7) Tek Başına Bir Adam
Designers are not only some people from fashion world, they are also artists. One of them is Tom Ford.
8) Yuva-François Ozon
François Ozon'un her filmini sevmem ama bu filmi seyrettiklerimin en iyisiydi diyebilirim.
9) The Cove
İşini ciddiye almak ve samimi olmak
10) Özel hayatlar
Sessizliğin dili güçlüdür.
11) Kutsal Direniş
Bir Elia Suleyman filmi
12) Paris'te Son Konser
Sanırım 15 dakika sürdü tüm film boyunca beklediğimiz konser anı. Bu sahnenin sinema tarihine geçebilecek kadar güçlü olduğuna inanmamın en önemli nedeni, duygunun seyirciye geçirilmesindeki ustalık idi.
13) Akıntıya Karşı
Akıntıya karşı durulabilir mi? Cesaretle, evet.

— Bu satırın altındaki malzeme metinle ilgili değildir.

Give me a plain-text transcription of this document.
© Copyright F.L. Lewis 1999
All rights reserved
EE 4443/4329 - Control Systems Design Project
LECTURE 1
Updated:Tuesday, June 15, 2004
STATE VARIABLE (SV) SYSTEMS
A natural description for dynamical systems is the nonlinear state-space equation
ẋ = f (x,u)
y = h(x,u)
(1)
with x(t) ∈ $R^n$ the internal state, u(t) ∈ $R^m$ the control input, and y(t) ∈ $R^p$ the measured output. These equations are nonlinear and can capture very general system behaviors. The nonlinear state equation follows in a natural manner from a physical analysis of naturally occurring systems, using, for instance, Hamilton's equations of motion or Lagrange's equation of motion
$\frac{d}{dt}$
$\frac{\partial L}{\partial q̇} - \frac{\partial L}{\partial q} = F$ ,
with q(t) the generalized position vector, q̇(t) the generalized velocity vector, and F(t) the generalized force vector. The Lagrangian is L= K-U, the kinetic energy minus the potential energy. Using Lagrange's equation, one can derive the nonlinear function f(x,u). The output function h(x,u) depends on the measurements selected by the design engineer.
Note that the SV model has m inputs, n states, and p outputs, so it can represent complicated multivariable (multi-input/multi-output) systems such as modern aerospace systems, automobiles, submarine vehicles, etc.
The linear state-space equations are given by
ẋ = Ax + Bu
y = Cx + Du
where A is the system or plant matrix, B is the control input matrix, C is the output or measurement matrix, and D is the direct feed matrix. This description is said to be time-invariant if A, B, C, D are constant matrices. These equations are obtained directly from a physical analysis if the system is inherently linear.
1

14) Islık Çalmak İstersem, Çalarım
Oyuncu olsaydım, ilk oyunculuk deneyimimin böyle göz doldurmasını isterdim.
15) Matmazel Chambon
İkilemde kalmanın dayanılmaz acısı...
16) Balerin ve Hırsız
Bir Şili filmi. Etkileyici ve Hüzünlü..
17) Köpek Dişi
Tek cümle olmayacak ama:
Haneke ve Lars Von Trier'ın uslubundan ilham aldığı söylenen Yunan yönetmenin daha gidecek yolu var. Haneke ve Lars Von Trier için ortak bir şey söylersem, ikisi de bilinçaltınızdaki çirkinliklerle sizi yüzleştirir ve sarsar. Ben bir filmin güzelliğini ya da başarısını diyeyim, ne denli sarsıcı olduğuyla ilişkilendiririm. O anlamda kendini tekrar eden, daha iyi örülebilecek bir film olduğu sonucuna vardım.